La ricerca, guidata dalla psicologa Anita Kelly, è stata condotta su circa un centinaio di volontari, divisi in due gruppi: a metà di loro è stato detto di evitare di dire bugie nel corso della giornata, mentre al gruppo di controllo non è stato detto nulla di particolare.
I partecipanti si presentavano una volta alla settimana ad una visita medica, nella quale venivano rilevate le loro condizioni generali di salute. Nel frattempo venivano anche sottoposti ad un test con la "macchina della verità", per verificare quante volte avessero mentito, e su che cosa di preciso, nel corso della settimana.
E' risultato - conclude ricerca - che coloro che dicevano anche solo tre "bugie bianche" in meno alla settimana miglioravano decisamente il loro stato di salute, rispetto al gruppo di controllo.

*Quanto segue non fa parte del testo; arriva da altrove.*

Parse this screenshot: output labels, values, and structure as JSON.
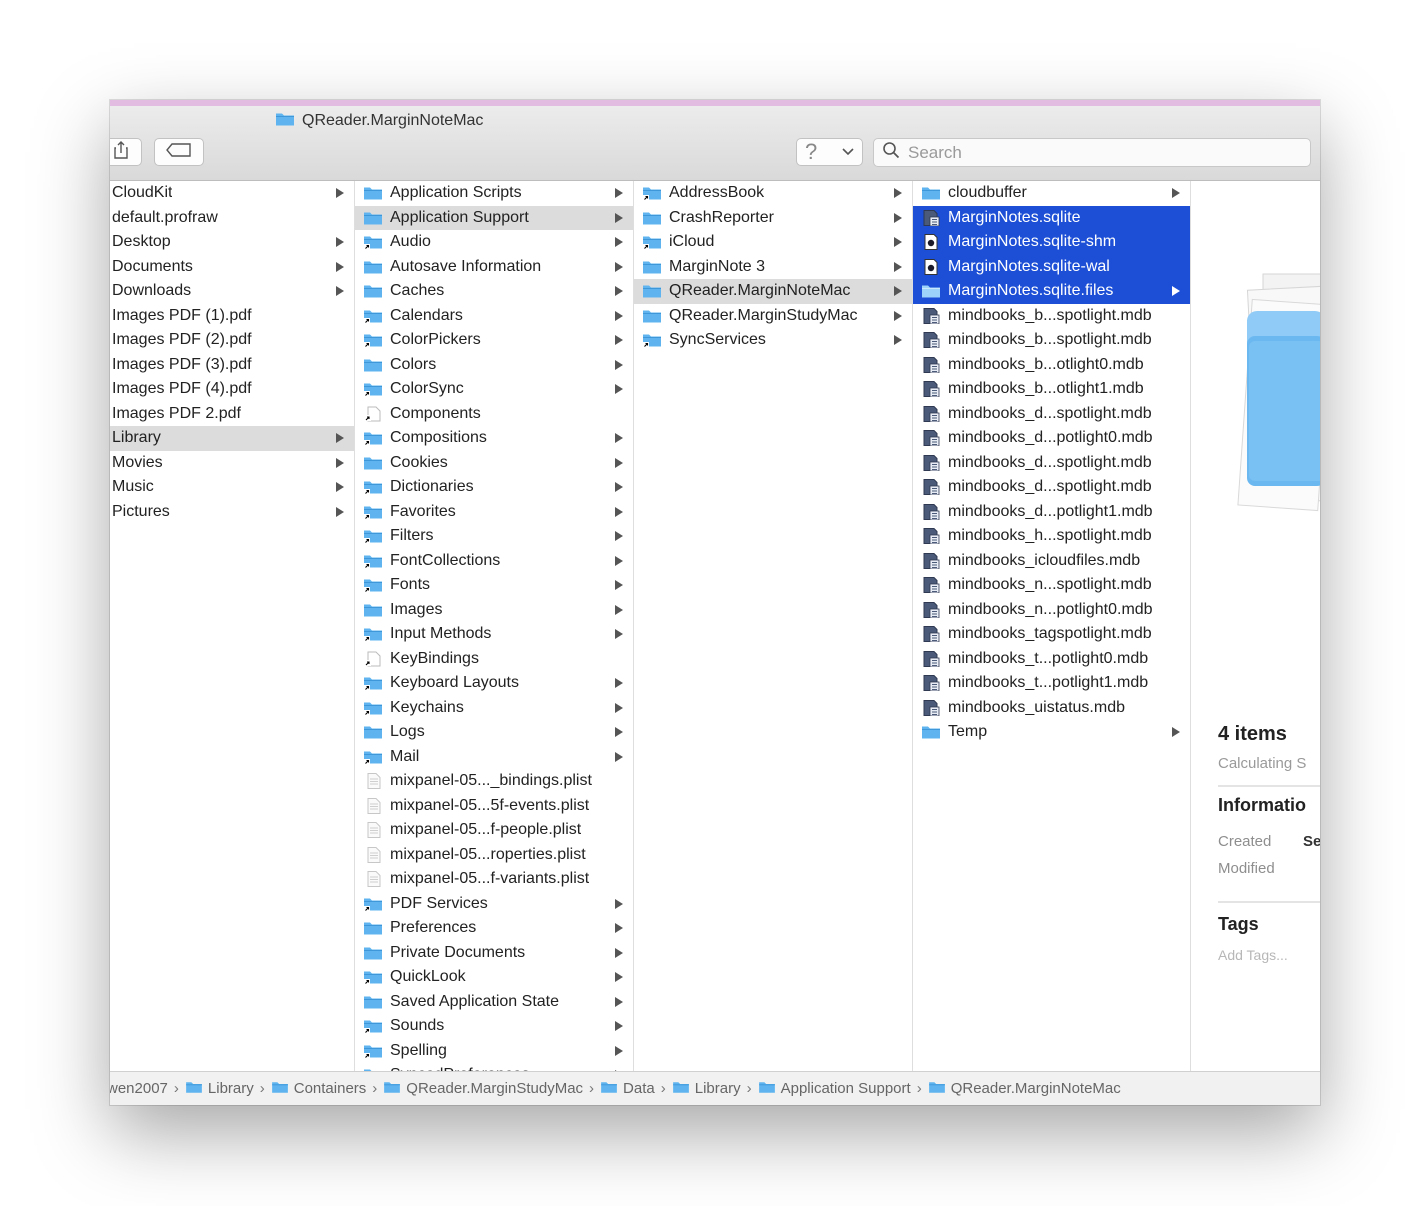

Questa ricerca, condotta con il rigoroso metodo scientifico del doppio cieco, apre la strada ad una serie di interessanti riflessioni.
La prima è che conferma in pieno ciò che la scienza stessa si rifiuta ostinatamente di riconoscere da molti decenni: la complessa interazione mente-corpo ... nella quale l'essere umano ci appare sempre di più come una manifestazione sul piano fisico di qualcosa che accade ad un livello molto più sottile, e per noi intangibile.
Il medico ti offre la soluzione a livello fisico - la pillola du jour contro l'ansia e la depressione - ma si dimentica regolarmente di dirti "Mi raccomando, la smetta di raccontare palle a sua moglie".
La seconda riflessione è che si debba ricorrere alla "macchina della verità" per assicurarsi che il soggetto non abbia mentito nel corso della settimana. Come è noto, la "macchina della verità" è in grado di rilevare le variazioni di tipo elettrico che avvengono nel nostro corpo nel momento in cui diciamo coscientemente una bugia. Come disse un antico greco, "Voi mentite sapendo di mentire". Ma questo esclude automaticamente tutte le bugie che diciamo più o meno inconsciamente, e che sono, a mio parere, quelle più importanti.
Una cosa è dire "amore, ero con gli amici al bar a giocare a biliardo" mentre stavi intruppato con l'amante nel motel in tangenziale. Ben altra è dire "io sono una persona disposta a cambiare opinione in qualunque momento", quando in realtà sei vittima di una tale quantità di scivoli mentali - che tu stesso ti sei imposto - che ti precludi già in partenza l'accesso ad opinioni diverse dalla tua.
Qui ovviamente si apre un capitolo enorme, dove bisogna valutare in che modo, per quali ragioni e fino a che punto ciascuno di noi arrivi a mentire se stesso, in modo più o meno inconscio, pur di mantenere l'equilibrio mentale necessario ad affrontare serenamente la vita quotidiana. In altre parole, il soggetto rischia di stare peggio togliendogli la protezione che la bugia gli offre, oppure continuando a vivere all'interno di quella bugia?
Bisognerebbe quindi prendere il soggetto, e sottoporlo ad un confronto forzato con certe verità che lui evita di riconoscere, per poi valutare se stia davvero meglio, oppure molto peggio.
E' probabile che la risposta giusta sia la seconda.
La ricerca dell'Indiana quindi ha soltanto grattato la superficie del problema. Le bugie che contano non sono quelle del tipo "no, non ho mangiato cioccolato" quando hai la maglietta sporca di Nutella persino sulla schiena, ma sono quelle del tipo "non è possibile che gli americani si siano fatti una cosa come quella dell'11 settembre", quando non sappiamo fino a che punto il soggetto sia cosciente della falsità della sua affermazione.
Mentire a se stessi fa molto più male che mentire a tutti gli altri.
L'ultima riflessione è semplicemente una battuta, per chiudere in leggerezza: ma scusate, se è vero che dire le bugie fa male, i muti non dovrebbero scoppiare tutti di salute?